Kamis, 22 November 2012

Nasib Bunga Jepun di Sukawati


Sudah lama saya ingin menulis tentang ini. Rasa malas mengalahkan keinginan menulis lagi, kenapa saya harus mengalah dengan malas. Baiklah, malam ini, aku akan mengalahkanmu…


Saya senang dengan kegairahan ini. Di Sukawati, begitu juga beberapa tempat lainnya di Bali, semua orang, tua muda, laki-laki perempuan, sibuk mengumpulkan bunga kamboja – jepun bahasa balinya – untuk dikeringkan dan dijual. Per tanggal saya menulis ini, sekilo harganya 100 ribu rupiah. Minggu lalu sempat tinggi mencapai harga 110 ribu rupiah.

Bunga jepun adalah bunga bermahkota lima helai, namun ada juga yang empat bahkan ada sepuluh helai dengan berbagai warna. Umumnya warna putih, putih ini bergradasi dari putih terang, putih tulang putih kekuningan tetapi selain putih ada juga berwarna merah hati, merah pink, merah kuning dalam satu bunga (jepun sudamala- istilah balinya), versi terbaru putih agak kecoklatan (yang ini saya belum punya dirumah). Tentu saja, kalau sudah kering menjadi satu warna, coklat!.

Dalam ingatan saya, dalam 2 tahun terakhir ini, permintaan pasar begitu tinggi terhadap bunga jepun di Bali. Kemajuan pariwisata di Bali, merambah pada semakin kreatifnya para pelaku wisata membuat paket wisata untuk memanjakan turis. Tentu tidak gratis, demi dollar. Salah satunya adalah wisata spa. Bunga-bunga jepun ini dibuat ekstrak untuk ramuan lulur, maupun produk spa lainnya. Pabrik-pabrik produk spa di Bali semakin membutuhkan lebih banyak pasokan bahan baku, karena produk mereka dipasarkan di luar negeri. Kabarnya, bunga jepun kering ini juga diekspor ke China.

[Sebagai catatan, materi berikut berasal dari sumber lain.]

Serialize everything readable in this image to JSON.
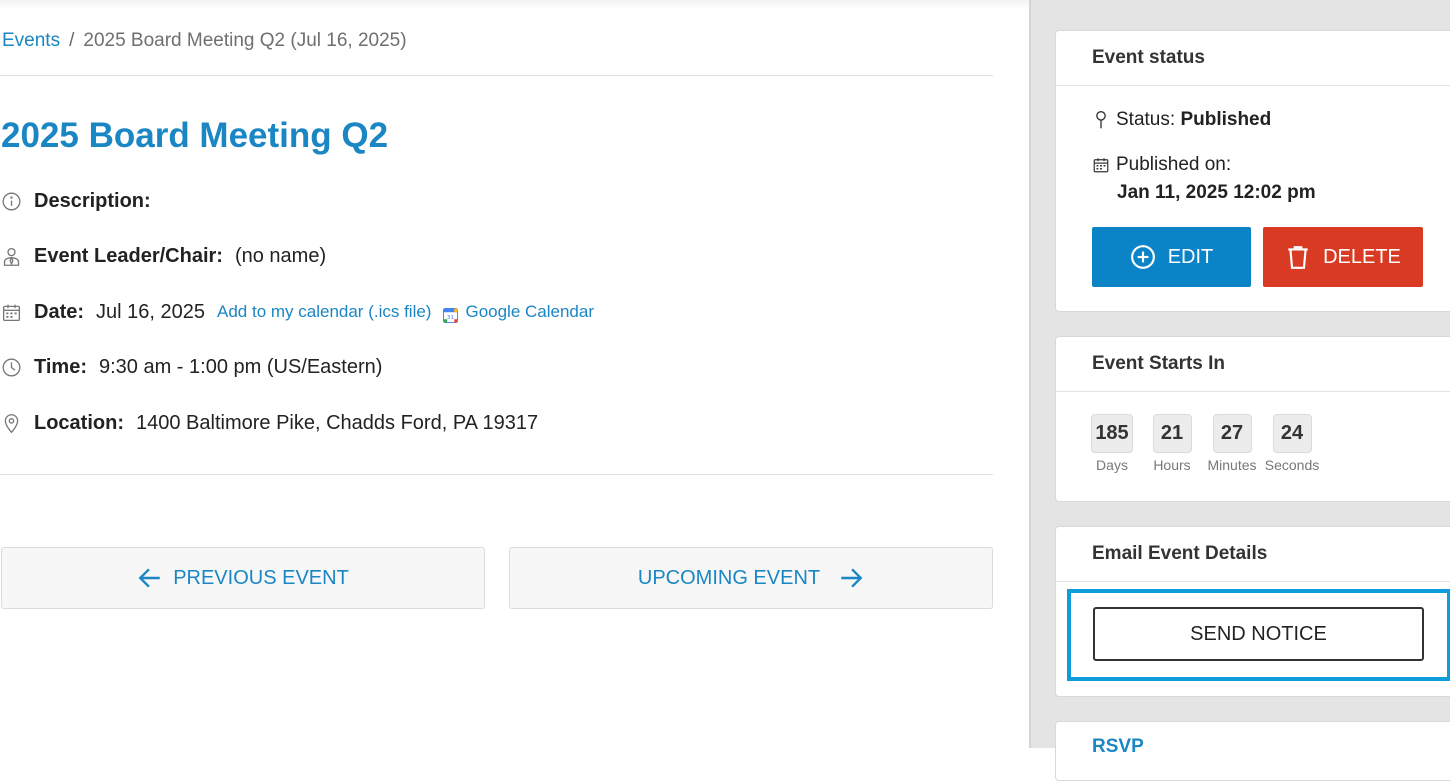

Sebelum diolah menjadi produk spa, dulunya jepun kering ini diolah menjadi dupa. Dupa memang produk unggulan di Bali. Hampir setiap rumah tangga di Bali, khususnya di Bali bagian selatan menggunakan dupa untuk sesajen harian. Setiap hari sebuah rumah tangga di Bali menggunakan minimal 20 batang dupa, apabila ada taruhlah 500.000 rumah tangga menggunakannya, tentu ini merupakan pasar yang besar.

Satu kilo jepun kering, kira-kira sebanyak 1 plastik ukuran 10”, atau plastic warna merah yang biasa diecer 500rupiah di pasar. Tergantung seberapa banyak pohon yang kita andalkan, untuk mendapatkan bunganya. Kalau menunggu bunga rontok ‘normal’ dari pohon. Untuk tiga pohon, bisa sekitar 3-4 hari untuk mengumpulkannya. Kenapa saya bilang rontok normal? Karena sekarang kecenderungannya, orang-orang membuatnya rontok lebih cepat, ada yang membawa galah panjang atau dengan menggoyang-goyang batang untuk ‘memukul’ jatuh bunga.

Sepertinya semua orang larut dalam kemeriahan mengumpulkan bunga kering, cara cepat untuk mendapat uang kontan. Tinggal kumpulkan, jemur kering lalu jual. Untuk menjualnya, juga tidak perlu usaha. Ada pengepul yang setiap hari mendatangi rumah, bertanya apa sudah ada yang kering? Tidak hanya ada satu dua tiga orang pengepul. Setiap menjual bunga, ibu tidak punya langganan alhasil selalu ada muka berbeda yang membawa timbangan untuk bertransaksi. Timbangannya yang dipegang tangan, ada berbentuk bulat ada yang segi empat persegi. Harusnya untuk timbangan bunga kering, tidak perlu yang untuk ukuran kilo yang besar. Bayangan saya, cukup maksimal untuk 2 kg atau 5 kg. tetapi ternyata tidak, para pengepul itu umumnya membawa timbangan yang skalanya bisa untuk 10,15 atau 20 kg. belakangan saya baru tahu, ternyata semakin besar skala timbangan membuat tidak presisi untuk menimbang diangka kecil. Biasanya untuk kelebihan beberapa ons, tidak terbaca. Taktik dagang.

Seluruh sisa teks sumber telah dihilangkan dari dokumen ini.